7. A power dispatching system for demand response capability of a photovoltaic-storage-charging virtual power plant according to claim 6, characterized in that, The aggregated charging power is determined as follows: In the correspondence between predicted charging power and target aggregate charging power, the aggregate charging power corresponding to the target predicted charging power in the charging pile resources is determined.
8. A power dispatching system for demand response capability of a photovoltaic-storage-charging virtual power plant according to claim 6, characterized in that, The first preset conditions include: The constraints include peak-shaving demand response capacity, load balance constraints for photovoltaic-storage-charging stations, transformer capacity limits, energy storage system operation constraints, distributed photovoltaic operation constraints, and charging pile electricity consumption compliance constraints.

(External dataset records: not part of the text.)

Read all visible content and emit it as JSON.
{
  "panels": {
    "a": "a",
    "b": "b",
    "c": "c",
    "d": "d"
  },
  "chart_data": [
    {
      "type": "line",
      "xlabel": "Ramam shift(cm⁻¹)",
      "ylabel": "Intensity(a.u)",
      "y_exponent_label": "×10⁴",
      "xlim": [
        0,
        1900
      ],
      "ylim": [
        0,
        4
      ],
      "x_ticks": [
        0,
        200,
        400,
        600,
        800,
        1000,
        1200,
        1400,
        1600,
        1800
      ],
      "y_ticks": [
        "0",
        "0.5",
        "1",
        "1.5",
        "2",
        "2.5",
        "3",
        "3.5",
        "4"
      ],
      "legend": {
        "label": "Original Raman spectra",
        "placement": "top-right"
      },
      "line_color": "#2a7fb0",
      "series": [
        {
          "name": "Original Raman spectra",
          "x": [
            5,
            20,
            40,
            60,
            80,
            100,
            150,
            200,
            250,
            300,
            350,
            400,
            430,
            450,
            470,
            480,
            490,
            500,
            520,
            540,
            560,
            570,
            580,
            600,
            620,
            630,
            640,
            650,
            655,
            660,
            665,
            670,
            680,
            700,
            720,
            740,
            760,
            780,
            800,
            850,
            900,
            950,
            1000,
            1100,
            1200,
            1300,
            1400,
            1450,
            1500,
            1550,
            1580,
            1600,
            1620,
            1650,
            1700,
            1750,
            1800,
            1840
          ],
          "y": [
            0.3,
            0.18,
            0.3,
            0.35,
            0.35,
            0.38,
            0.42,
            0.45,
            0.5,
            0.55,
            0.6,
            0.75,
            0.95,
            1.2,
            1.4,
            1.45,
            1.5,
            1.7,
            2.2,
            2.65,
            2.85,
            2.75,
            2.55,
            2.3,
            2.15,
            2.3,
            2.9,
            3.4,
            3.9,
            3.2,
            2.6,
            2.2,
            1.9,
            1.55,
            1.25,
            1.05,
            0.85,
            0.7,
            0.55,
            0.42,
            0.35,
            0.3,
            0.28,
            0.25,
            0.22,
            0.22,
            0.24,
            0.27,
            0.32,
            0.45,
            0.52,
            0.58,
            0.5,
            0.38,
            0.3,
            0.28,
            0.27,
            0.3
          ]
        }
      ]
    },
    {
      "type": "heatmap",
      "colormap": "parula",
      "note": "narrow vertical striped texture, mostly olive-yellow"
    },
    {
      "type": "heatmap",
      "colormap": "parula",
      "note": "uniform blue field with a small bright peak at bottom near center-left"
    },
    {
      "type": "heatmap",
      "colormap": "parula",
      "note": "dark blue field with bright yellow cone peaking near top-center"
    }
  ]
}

9. An electronic device, characterized in that, The electronic device includes a processor coupled to a memory storing at least one computer program, which is loaded and executed by the processor to enable the electronic device to perform the method as described in any one of claims 1 to 5.
10. A computer-readable storage medium, characterized in that, The computer-readable storage medium stores at least one computer program, which is loaded and executed by a processor to enable the computer to perform the method as described in any one of claims 1 to 5.